Picture a cross between horse skijoring—a horse pulling a skier—and dog sledding.

You get to strap on your choice of “skater” or “classic” cross-country skis. Your dog gets a special harness. And together, you connect via a quick-release strap clipped at your waist.

Welcome to the world of dog skijoring! I thought it was crazy until I saw it with my own eyes.

Arrowhead Provincial Park

Skijoring is so popular these days that Arrowhead Provincial Park in Huntsville, Ontario—just 40 minutes north of Toronto—has a dedicated trail.
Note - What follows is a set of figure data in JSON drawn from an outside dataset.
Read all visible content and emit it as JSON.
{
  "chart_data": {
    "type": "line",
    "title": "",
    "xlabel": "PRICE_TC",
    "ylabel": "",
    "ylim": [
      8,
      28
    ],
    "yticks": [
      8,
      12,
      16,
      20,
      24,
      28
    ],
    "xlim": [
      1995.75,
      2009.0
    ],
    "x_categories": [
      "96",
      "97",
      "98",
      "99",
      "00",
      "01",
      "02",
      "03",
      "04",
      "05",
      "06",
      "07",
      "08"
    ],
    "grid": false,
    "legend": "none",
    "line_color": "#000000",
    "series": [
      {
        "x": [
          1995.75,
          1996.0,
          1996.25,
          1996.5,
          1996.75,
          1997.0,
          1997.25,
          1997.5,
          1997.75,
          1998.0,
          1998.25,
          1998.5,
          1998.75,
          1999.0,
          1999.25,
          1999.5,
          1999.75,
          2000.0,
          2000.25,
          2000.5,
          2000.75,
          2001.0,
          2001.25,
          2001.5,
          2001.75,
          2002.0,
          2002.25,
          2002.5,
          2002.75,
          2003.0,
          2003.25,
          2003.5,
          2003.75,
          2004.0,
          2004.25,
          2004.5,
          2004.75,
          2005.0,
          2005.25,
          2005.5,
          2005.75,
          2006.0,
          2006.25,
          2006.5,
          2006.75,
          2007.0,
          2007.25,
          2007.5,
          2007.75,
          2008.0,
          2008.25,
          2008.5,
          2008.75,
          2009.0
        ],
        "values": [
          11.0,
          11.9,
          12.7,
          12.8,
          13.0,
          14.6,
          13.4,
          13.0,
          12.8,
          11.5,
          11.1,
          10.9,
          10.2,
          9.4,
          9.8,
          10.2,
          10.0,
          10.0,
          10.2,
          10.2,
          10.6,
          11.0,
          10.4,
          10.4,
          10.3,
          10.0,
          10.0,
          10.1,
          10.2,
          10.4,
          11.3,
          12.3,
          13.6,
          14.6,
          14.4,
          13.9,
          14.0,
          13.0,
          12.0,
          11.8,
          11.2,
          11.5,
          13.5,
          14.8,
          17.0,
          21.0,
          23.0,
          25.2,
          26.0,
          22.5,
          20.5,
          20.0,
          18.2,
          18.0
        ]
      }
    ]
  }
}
On select winter weekends, they also host 45-minute seminars run by Lowell Greib and Katherine Ahokas from The Sports Lab.

First, equipment is loaned out, including a harness, belt and “snub” line, which according to Greib, medical director of The Sports Lab, has a bungy to protect yourself and your dog’s back, should the going get rough.

Second, are the commands. Skijoring uses the same main three commands as dog sledding:

“Gee!” for right, “ha!” for left and “on by!” for leave it.

And the participants? Dogs and people all share the same level of stimulation.

Birch, a beautiful Australian Shepherd, is new to skijoring but active living is his wheelhouse. “He needs 4 hours of exercise a day,” Birch’s owner Gwen Norkas says. “I can’t just walk, walk and walk. I’m doing this to bond with him and to do something I also want to do.”

Rogan, a sweet and excitable doodle, is giving it a try with both paw parents today. He needs some help from Greib to focus but manages to figure it all out surprisingly quickly and propels “dad” home on the final stretch, just like a pro.

Bernie, a giant Bernese Mountain bear of a dog, is thrilled with himself after a second round. “He’s very purpose driven,” his owner says. “He likes to have a job.”

And that’s the take-away today: everyone’s here to bond with their furry buddy at a snow-covered provincial park. This team activity checks all the healthy dog-training boxes: exercise, socialization, and the reward of a job well done.

What better way to fully enjoy winter?